5. The word "biorefinery" may be deleted from the title.

The authors thank the Reviewer for this suggestion. The title of this study is revised as “Production of Phenyllactic Acid from Porphyra Residues by Lactic Acid Bacteria Fermentation” (line 2-3).

 

6. Elaborate what the process shown in this work can be distinguished from other similar processes.

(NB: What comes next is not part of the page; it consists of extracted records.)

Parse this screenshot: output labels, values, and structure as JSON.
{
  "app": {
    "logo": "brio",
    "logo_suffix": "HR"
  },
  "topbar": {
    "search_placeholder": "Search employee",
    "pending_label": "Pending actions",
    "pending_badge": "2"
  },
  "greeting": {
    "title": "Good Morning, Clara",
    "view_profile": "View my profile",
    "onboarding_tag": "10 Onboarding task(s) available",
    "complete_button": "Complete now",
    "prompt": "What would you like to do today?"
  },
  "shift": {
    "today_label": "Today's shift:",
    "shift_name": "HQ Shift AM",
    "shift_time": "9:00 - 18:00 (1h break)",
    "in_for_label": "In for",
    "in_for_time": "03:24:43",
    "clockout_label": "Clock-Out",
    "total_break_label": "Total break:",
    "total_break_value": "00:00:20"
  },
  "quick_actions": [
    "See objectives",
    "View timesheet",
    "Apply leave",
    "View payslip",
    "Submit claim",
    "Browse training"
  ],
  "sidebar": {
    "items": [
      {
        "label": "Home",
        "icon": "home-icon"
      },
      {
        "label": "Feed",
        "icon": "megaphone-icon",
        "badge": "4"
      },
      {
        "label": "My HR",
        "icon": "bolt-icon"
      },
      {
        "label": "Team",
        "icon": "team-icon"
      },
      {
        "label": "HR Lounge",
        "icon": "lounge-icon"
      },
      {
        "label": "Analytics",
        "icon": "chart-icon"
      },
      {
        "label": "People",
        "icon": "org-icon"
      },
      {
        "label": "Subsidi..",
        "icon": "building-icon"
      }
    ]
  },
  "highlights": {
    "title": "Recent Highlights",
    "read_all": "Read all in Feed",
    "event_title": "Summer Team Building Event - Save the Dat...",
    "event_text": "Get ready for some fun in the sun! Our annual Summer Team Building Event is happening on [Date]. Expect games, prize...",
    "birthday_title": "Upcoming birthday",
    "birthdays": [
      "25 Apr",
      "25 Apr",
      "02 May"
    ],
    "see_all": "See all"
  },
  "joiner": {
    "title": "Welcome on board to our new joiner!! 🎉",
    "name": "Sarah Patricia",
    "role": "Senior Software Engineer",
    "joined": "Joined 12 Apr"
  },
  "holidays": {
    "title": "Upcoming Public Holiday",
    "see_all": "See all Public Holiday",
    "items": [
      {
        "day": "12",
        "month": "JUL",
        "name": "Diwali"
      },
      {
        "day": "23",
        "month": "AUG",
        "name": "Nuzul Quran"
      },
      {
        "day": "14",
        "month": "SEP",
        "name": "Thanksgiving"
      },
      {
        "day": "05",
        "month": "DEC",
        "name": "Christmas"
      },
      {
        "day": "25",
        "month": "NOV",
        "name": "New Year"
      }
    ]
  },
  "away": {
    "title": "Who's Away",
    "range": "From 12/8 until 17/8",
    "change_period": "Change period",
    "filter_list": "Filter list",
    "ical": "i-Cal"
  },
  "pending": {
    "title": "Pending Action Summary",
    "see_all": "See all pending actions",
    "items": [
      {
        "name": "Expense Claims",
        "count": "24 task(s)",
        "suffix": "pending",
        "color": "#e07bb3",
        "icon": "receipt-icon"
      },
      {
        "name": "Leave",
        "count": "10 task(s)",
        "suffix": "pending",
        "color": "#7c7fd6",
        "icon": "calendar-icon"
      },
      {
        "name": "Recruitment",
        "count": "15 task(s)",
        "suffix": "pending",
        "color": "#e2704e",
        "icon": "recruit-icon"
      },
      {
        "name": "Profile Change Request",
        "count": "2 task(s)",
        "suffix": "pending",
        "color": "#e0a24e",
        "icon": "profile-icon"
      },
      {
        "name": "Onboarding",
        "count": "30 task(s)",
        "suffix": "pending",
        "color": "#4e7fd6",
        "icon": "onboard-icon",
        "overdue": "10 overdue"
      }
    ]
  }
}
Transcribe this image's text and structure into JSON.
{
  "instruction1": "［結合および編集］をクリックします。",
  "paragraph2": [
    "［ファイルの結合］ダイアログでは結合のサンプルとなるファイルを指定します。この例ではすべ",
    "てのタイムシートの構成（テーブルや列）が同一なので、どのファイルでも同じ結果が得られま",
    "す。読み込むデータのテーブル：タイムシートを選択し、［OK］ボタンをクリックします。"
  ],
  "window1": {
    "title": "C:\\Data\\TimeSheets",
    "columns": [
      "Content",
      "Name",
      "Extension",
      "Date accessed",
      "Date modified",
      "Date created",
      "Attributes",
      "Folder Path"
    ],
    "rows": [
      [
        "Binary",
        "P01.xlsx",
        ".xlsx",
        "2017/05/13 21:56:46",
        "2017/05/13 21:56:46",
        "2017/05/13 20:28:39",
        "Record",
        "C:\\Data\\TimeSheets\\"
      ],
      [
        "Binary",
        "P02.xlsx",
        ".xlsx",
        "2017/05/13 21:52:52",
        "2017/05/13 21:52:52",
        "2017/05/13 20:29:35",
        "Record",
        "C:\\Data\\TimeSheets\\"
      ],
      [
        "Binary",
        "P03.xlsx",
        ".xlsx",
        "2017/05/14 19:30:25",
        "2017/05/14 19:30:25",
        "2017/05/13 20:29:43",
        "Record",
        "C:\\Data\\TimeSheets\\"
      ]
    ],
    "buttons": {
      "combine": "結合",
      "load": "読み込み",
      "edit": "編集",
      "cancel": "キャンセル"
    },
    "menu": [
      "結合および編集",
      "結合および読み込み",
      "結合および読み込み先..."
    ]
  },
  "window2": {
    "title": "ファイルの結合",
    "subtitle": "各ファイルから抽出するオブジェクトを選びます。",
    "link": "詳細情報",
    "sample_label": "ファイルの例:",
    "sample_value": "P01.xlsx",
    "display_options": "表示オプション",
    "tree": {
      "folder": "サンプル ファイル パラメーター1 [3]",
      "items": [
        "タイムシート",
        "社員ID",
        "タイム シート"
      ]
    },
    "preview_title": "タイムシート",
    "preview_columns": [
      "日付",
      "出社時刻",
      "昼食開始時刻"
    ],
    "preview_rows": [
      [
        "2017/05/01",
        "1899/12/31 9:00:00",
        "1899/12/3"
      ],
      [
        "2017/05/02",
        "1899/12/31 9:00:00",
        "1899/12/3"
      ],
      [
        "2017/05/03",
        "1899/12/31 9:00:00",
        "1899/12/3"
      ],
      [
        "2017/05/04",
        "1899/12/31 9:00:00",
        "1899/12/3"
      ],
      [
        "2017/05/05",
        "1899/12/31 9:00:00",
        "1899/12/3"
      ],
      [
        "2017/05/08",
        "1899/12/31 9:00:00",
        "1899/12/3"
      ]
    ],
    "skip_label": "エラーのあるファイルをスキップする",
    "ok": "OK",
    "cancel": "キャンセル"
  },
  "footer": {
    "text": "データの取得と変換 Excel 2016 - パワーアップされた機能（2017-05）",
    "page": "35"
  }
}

The authors thank the Reviewer for pointing out the important issue. So far, no study pertaining to the production of PhLA from algae has been published. With respect to the use of biomass, only one study used dilute acid-pretreated sorghum bagasse as a lignocellulosic feedstock for PhLA production using a recombinant Escherichia coli strain expressing phenylpyruvate reductase. However, the PhLA yield was reduced by 35% compared with the filter paper hydrolysate during fermentation with the enzymatic hydrolysate of sorghum bagasse as a carbon source [21]. Recently, we developed an enzyme-assisted method for cell-wall disruption and PE and PC extraction from Porphyra. However, residual Porphyra biomass and UF eluate (UF < 100 kDa) were yielded. In this study, we applied Porphyra residues and UF < 100 kDa to harvest PhLA, a valuable biopreservative, via LAB fermentation. By screening the strains of LAB and modifying the formula of the carbon and nitrogen source, PhLA precursor, cellulase, and fermentation time, the process for PhLA production was optimized. Up to 2.5 times higher the amount of PhLA was harvested than that produced from KP3 cultured in MRS broth. Taken together, integration of upstream phycobiliproteins extraction and downstream PhLA production from Porphyra provides a novel biorefinery process to enhance eco-friendly Porphyra-based bioeconomy (line 295-310).

Author Response File: Author Response.pdf

Round 2

Reviewer 1 Report

The authors answered my questions acceptably and I think it is publishable in the current version.

Reviewer 2 Report

The authors addressed the reviewer's comments adequately.